A solução, claro, é tratar. Mas Doutor Ferreira vai além: derrama-se por inteiro ao ofício. Especialista em Cirurgia Bucomaxilofacial, presencia histórias de amor aos montes. Mães, pais e filhos são os grandes protagonistas delas, verdadeiros milagres. E o odontologista recorda cada relato com vontade de que se multipliquem. São lindos.

Houve a mãe que, diante de uma fila de espera enorme para cirurgia, bateu o pé para que a filha conseguisse logo o procedimento. Não arredou presença até saber que havia possibilidade. Por surpresa, a chance surgiu logo, devolvendo sossego ao coração. “Vi o brilho nos olhos diante dessa luta. Hoje a criança é uma adolescente em recuperação”.

Outra mãe ligou emocionada para o médico porque a filha foi comprar um sorvete e voltou chorando. Era choro de júbilo: após passar por cirurgia, pela primeira vez a pessoa da loja entendeu o que ela havia falado. São coisas aparentemente miúdas capazes de mudar a importância das horas. De prover novos passos ou reforçar os que já foram dados.

Doutor Ferreira quer seguir testemunhando esses carinhos. Está envolvido em algo grande. Faz parte do time que está erguendo um hospital para atender a pacientes com Fissura Labiopalatina. Apesar de o Hospital Albert Sabin, em Fortaleza, cobrir todas as especialidades infantis, por vezes pessoas com Fissura não possuem prioridade frente a pacientes com maior gravidade.

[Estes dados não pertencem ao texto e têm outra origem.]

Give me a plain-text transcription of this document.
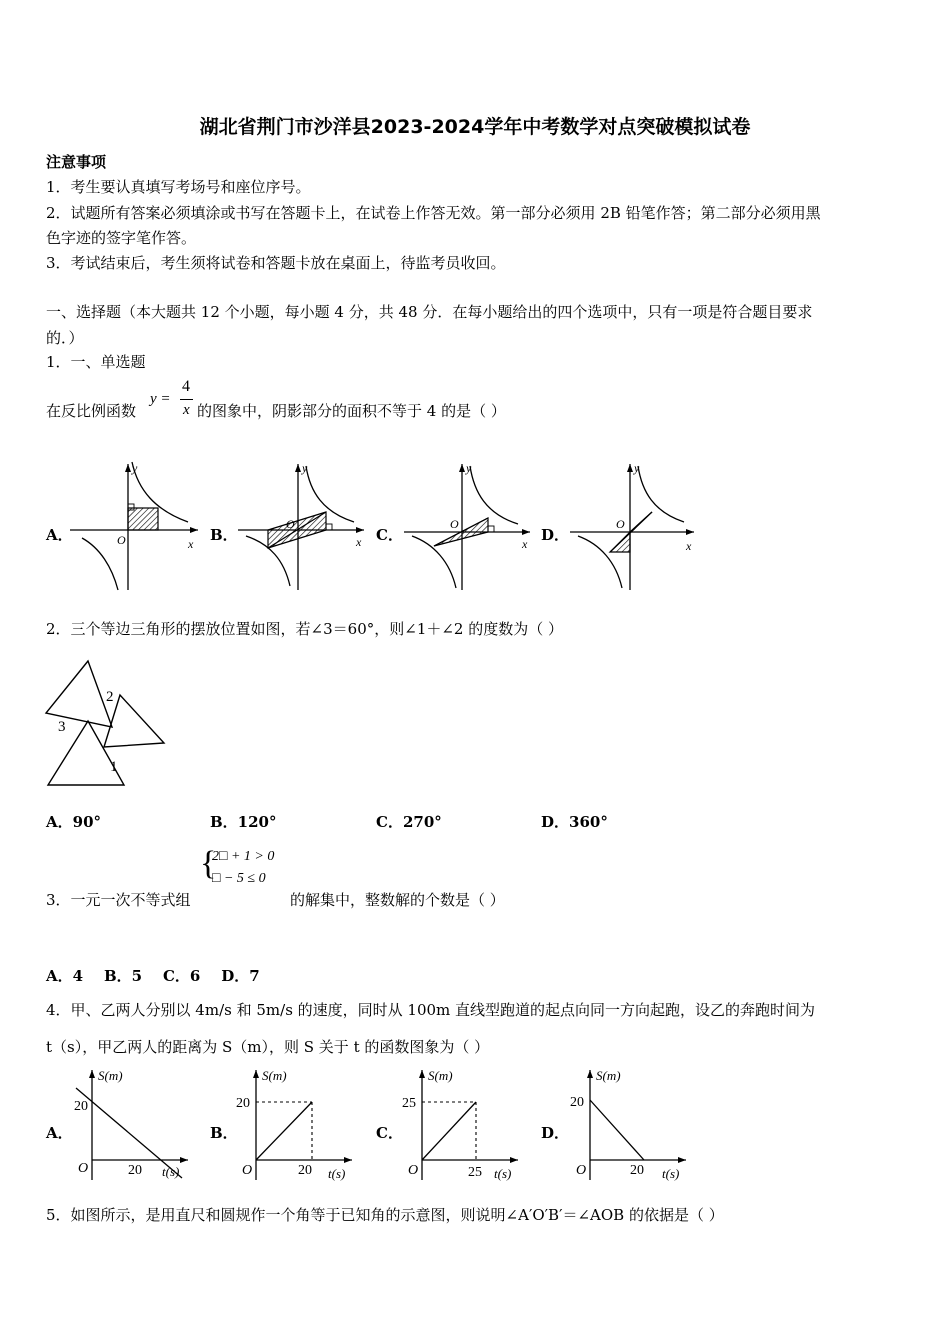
湖北省荆门市沙洋县2023-2024学年中考数学对点突破模拟试卷
注意事项
1．考生要认真填写考场号和座位序号。
2．试题所有答案必须填涂或书写在答题卡上，在试卷上作答无效。第一部分必须用 2B 铅笔作答；第二部分必须用黑
色字迹的签字笔作答。
3．考试结束后，考生须将试卷和答题卡放在桌面上，待监考员收回。
一、选择题（本大题共 12 个小题，每小题 4 分，共 48 分．在每小题给出的四个选项中，只有一项是符合题目要求
的．）
1．一、单选题
在反比例函数
y =
4
x 的图象中，阴影部分的面积不等于 4 的是（ ）
A．	B．	C．	D．
x
y
O	x
y
O
x
y
O
x
y
O
2．三个等边三角形的摆放位置如图，若∠3＝60°，则∠1＋∠2 的度数为（ ）
2
3
1
A．90°	B．120°	C．270°	D．360°
{
2□ + 1 > 0
□ − 5 ≤ 0
3．一元一次不等式组	的解集中，整数解的个数是（ ）
A．4    B．5    C．6    D．7
4．甲、乙两人分别以 4m/s 和 5m/s 的速度，同时从 100m 直线型跑道的起点向同一方向起跑，设乙的奔跑时间为
t（s），甲乙两人的距离为 S（m），则 S 关于 t 的函数图象为（ ）
A．	B．	C．	D．
S(m)
20
O	20 t(s)
S(m)
20
O	20 t(s)
S(m)
25
O	25 t(s)
S(m)
20
O	20 t(s)
5．如图所示，是用直尺和圆规作一个角等于已知角的示意图，则说明∠A′O′B′＝∠AOB 的依据是（ ）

“Esse hospital nasce, então, com a tentativa de atender a toda a população desassistida, que infelizmente o SUS não consegue reabilitar. O processo é longo. Para se ter uma ideia, desde quando a criança nasce até o final do crescimento facial – ou seja, até os 18 anos, quando os ossos da face se consolidam – ela precisa estar em tratamento”.

O futuro hospital – cuja gênese esteve nas mãos do doutor Francisco de Assis Teixeira, renomado cirurgião plástico já falecido – será o primeiro do Ceará especializado em deformidades craniofaciais, e funcionará no Condomínio Espiritual Uirapuru ainda neste ano. É lá que, desde 2010, também opera a Associação Beija Flor.

A organização cuida de crianças e adultos com Fissura Labial ou Palatina e má formação na face. O trabalho é 100% voluntário e conta com profissionais de diversas especialidades, entre eles dentistas, fonoaudiólogos, psicólogos, assistentes sociais, ortodontistas e cirurgiões plásticos. Doutor Ferreira está lá, colocando tijolinho por tijolinho na edificação emocional.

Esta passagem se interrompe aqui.